Les requins sont en grande partie cartilagineux, une structure corporelle qui souvent ne survit pas à la fossilisation. Mais dans un article publié dans le Swiss Journal of Paleontology, les scientifiques décrivent une toute nouvelle espèce de requin primitif de la fin du Dévonien, une époque où ils commençaient à peine à proliférer dans les anciens océans.
L’équipe a trouvé plusieurs fossiles exceptionnellement bien conservés qui comprennent des tissus mous tels que des écailles, de la musculature, du tube digestif, du foie et des empreintes de vaisseaux sanguins. Également préservé : la caractéristique la plus distincte de l’espèce, des organes nasaux largement séparés, quelque peu semblables à ceux des requins-marteaux d’aujourd’hui.
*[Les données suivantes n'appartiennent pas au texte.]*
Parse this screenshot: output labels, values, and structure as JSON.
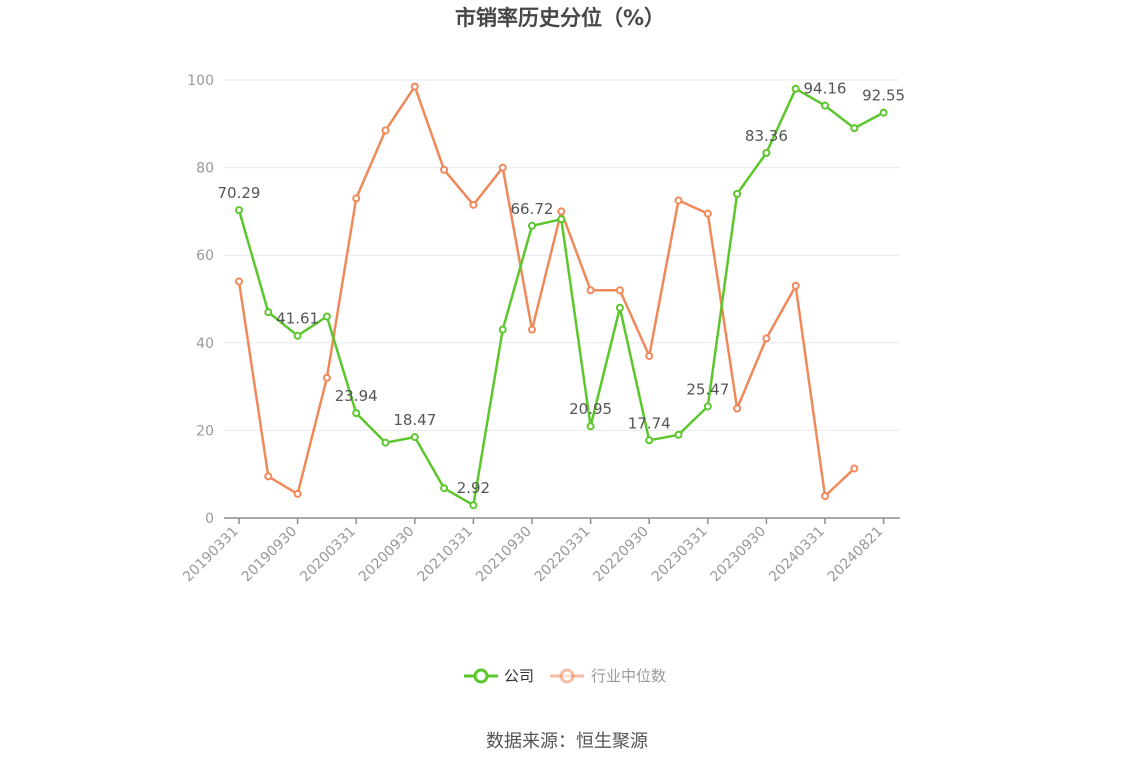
{
  "chart_data": {
    "type": "line",
    "title": "市销率历史分位（%）",
    "ylim": [
      0,
      100
    ],
    "yticks": [
      "0",
      "20",
      "40",
      "60",
      "80",
      "100"
    ],
    "xtick_labels": [
      "20190331",
      "20190930",
      "20200331",
      "20200930",
      "20210331",
      "20210930",
      "20220331",
      "20220930",
      "20230331",
      "20230930",
      "20240331",
      "20240821"
    ],
    "grid": "horizontal",
    "legend_position": "bottom",
    "series": [
      {
        "name": "公司",
        "color": "#5cc72c",
        "values": [
          70.29,
          47,
          41.61,
          46,
          23.94,
          17.2,
          18.47,
          6.8,
          2.92,
          43,
          66.72,
          68.2,
          20.95,
          48,
          17.74,
          19,
          25.47,
          74,
          83.36,
          98,
          94.16,
          89,
          92.55
        ],
        "point_labels": [
          "70.29",
          "",
          "41.61",
          "",
          "23.94",
          "",
          "18.47",
          "",
          "2.92",
          "",
          "66.72",
          "",
          "20.95",
          "",
          "17.74",
          "",
          "25.47",
          "",
          "83.36",
          "",
          "94.16",
          "",
          "92.55"
        ]
      },
      {
        "name": "行业中位数",
        "color": "#f0895a",
        "values": [
          54,
          9.5,
          5.5,
          32,
          73,
          88.5,
          98.5,
          79.5,
          71.5,
          80,
          43,
          70,
          52,
          52,
          37,
          72.5,
          69.5,
          25,
          41,
          53,
          5,
          11.3,
          null
        ]
      }
    ]
  },
  "legend": {
    "company": "公司",
    "industry": "行业中位数",
    "industry_text_color": "#999999",
    "company_text_color": "#333333"
  },
  "footer": {
    "source": "数据来源：恒生聚源"
  }
}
La découverte suggère que l’odorat finement réglé des requins, objet de légendes urbaines, était déjà sélectionné au moment même où ces prédateurs s’établissaient.
Un moment clé et une perle rare
Christian Klug est l’auteur principal et le conservateur de l’Institut et musée de paléontologie de l’Université de Zurich. Il a expliqué l’importance de la période dévonienne dans l’histoire des océans, lorsque la vie était florissante et qu’une course aux armements évolutive battait son plein. « Avec une concurrence croissante entre les prédateurs habitant la colonne d’eau, l’organisme entier a été sélectionné pour plus d’efficacité », a-t-il expliqué. « Cela a affecté les capacités de nage, les appareils d’alimentation, mais aussi les systèmes sensoriels, qui sont essentiels pour détecter les proies, pour s’orienter dans l’espace et pour échapper à des prédateurs encore plus grands tels que l’énorme placoderme. Dunkleosteus et le requin tout aussi grand Ctenacanthus.”
Ce placoderme était sans doute l’un des poissons les plus terrifiants du Dévonien, car Dunkleosteus était un char blindé avec des crocs acérés comme des rasoirs et une force de morsure mortelle.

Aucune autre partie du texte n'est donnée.